So I now have evidence of a pico W working.

Basic empirical evidence points to "local problems" in my setup and the 1000 ohm resistor but that one worked with the esp32. That was a quality resistor - never had any problems from that batch / vendor. (After testing below, I confirmed this 1000 R actually worked just fine placing it in another circuit).

However, two thing I did notice:

• This was the most consistent thing -- If I put the pico w/the IR led right up against the other' pico's receiver (basically touching / super close) - I get a clear signal. As I move it away (starts at about 6 inches) it gets more 'Invalid start pulse". This is consistent with all of the micro controllers, including the esp32 (maybe about 7 inches for it).

• Since none of this made sense to me, I wondered if there was an obstruction - the jumper wires were in front of the receiver. I moved the jumper to behind the receiver. It seems to help.

Summary:

• I was able to get a pico H, pico W, and esp32 wroom to transmit using the provided circuit.
• My personal experience was the transmitting micro controllers have a good experience 6 inches from the receiver.
• Also best to have a clear line of sight (inclusive of jumper wires as mentioned)

NOTE: I don't claim any of this as authoritative - it was just my experience with a mix of run of the mill electronics. (no access to an oscilloscope)
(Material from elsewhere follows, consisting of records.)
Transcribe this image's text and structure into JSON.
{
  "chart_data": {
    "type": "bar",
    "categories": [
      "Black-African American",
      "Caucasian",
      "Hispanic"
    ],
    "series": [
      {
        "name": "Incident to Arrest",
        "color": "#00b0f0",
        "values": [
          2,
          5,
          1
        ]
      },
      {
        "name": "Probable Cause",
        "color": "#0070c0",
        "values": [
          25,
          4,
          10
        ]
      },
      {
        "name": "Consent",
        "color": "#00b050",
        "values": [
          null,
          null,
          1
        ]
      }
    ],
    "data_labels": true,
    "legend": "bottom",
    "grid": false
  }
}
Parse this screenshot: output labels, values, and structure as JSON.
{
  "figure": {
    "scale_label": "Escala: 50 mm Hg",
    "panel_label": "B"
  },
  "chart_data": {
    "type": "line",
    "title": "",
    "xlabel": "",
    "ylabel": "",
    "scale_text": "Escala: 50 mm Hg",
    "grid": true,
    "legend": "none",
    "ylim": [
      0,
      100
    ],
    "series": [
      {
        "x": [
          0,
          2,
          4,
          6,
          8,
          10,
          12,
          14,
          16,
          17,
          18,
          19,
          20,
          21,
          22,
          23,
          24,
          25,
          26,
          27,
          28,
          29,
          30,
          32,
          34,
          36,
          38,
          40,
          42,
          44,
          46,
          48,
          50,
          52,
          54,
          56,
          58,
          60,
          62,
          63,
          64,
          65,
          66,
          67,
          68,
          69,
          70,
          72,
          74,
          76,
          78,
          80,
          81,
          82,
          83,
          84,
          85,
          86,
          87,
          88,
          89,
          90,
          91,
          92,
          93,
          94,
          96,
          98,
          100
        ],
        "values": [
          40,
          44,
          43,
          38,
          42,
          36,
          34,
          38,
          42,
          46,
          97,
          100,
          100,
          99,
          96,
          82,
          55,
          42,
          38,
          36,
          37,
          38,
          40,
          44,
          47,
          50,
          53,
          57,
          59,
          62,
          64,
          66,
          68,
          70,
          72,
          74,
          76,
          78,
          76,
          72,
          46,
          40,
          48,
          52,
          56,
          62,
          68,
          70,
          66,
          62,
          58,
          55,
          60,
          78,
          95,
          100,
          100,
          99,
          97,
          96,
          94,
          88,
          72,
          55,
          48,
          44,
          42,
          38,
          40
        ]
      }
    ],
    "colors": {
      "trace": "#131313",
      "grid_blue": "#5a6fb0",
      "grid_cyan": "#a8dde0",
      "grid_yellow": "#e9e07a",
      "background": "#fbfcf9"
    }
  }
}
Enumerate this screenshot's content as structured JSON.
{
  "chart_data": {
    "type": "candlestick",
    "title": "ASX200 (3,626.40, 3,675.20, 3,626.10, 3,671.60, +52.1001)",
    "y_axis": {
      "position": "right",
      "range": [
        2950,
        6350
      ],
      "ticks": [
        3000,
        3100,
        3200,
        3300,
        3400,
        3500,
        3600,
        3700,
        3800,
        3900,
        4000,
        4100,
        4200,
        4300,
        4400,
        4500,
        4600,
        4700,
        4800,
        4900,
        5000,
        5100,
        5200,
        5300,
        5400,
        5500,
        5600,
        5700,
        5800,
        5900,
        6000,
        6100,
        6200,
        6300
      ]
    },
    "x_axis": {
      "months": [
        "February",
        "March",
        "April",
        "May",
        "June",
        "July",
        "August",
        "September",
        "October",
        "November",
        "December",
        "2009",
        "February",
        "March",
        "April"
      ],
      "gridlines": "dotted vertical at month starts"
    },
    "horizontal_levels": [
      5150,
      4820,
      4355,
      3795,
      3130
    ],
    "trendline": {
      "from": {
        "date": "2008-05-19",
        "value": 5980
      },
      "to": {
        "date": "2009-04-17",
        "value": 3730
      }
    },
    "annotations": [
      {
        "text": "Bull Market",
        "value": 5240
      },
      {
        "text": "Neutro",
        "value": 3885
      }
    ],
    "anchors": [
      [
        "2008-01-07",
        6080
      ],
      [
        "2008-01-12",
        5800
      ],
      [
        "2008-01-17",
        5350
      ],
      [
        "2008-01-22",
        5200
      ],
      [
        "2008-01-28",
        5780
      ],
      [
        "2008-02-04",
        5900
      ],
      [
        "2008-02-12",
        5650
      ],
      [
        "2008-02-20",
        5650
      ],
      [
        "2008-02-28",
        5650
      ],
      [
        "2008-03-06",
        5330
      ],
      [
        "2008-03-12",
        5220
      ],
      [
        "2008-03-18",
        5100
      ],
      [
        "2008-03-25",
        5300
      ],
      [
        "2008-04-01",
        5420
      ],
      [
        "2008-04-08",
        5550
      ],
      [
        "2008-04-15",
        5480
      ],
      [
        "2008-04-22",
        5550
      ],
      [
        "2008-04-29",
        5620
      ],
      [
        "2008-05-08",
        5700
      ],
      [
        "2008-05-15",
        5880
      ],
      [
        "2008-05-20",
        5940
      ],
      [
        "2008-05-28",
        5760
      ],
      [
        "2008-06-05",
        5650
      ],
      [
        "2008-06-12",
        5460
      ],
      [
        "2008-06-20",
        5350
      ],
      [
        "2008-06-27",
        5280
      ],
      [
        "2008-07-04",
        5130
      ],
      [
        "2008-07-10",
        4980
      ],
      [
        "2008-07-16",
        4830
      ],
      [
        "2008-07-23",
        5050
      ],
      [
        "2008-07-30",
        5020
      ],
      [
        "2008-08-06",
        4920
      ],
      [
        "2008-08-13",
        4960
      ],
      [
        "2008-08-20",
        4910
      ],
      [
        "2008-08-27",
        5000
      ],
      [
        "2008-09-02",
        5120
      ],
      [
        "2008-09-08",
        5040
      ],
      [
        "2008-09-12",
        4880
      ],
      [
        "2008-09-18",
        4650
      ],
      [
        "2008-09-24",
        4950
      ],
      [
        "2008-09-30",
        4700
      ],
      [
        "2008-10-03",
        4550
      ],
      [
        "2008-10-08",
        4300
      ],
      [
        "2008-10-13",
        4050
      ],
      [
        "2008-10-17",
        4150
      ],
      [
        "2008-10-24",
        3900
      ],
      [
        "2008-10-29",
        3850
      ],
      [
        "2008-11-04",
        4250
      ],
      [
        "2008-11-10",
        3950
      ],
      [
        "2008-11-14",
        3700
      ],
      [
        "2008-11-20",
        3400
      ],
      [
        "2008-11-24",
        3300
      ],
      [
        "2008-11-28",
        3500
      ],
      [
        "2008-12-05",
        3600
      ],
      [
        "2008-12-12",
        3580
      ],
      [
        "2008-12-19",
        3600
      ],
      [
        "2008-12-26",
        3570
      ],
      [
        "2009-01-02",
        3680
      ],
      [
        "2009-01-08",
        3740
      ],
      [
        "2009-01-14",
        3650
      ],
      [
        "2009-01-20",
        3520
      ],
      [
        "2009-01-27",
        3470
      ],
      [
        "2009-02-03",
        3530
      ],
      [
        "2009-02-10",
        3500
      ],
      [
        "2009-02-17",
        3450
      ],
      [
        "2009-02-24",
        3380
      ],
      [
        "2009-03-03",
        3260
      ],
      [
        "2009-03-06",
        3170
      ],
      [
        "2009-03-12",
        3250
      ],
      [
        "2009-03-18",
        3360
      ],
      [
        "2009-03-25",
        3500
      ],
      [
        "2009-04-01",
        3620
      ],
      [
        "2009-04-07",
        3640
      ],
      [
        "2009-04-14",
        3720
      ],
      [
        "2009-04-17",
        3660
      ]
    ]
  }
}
Thank you very much @peterhinch for all of your help. I hope some of this information can help others with this excellent repo.

Some payoff pics:

• 3 Happy Thonny's sending different values at once w/pico h, w and esp32:

• 3 Happy Microcontrollers (pico h, w and esp32):

https://github.com/peterhinch/micropython_ir/assets/32470508/ecc7bd4e-2de1-4d78-b1e8-568daa7141d5

[peterhinch]

I'll close this as complete, but to add a couple of general points:

1. Electronic components are generally extremely reliable. In nearly 60 years of working with them I don't think I ever encountered a duff resistor (aside from ones that had been "blown up"). The one exception is capacitors which can fail after long periods.
2. The IR transmitters and receivers have limited active angles: to achieve decent range the transmitter and the receiver need to be pointing at each other.

[jouellnyc]

Thanks again @peterhinch - your help and experience here is very much appreciated. Good note about the angles as well.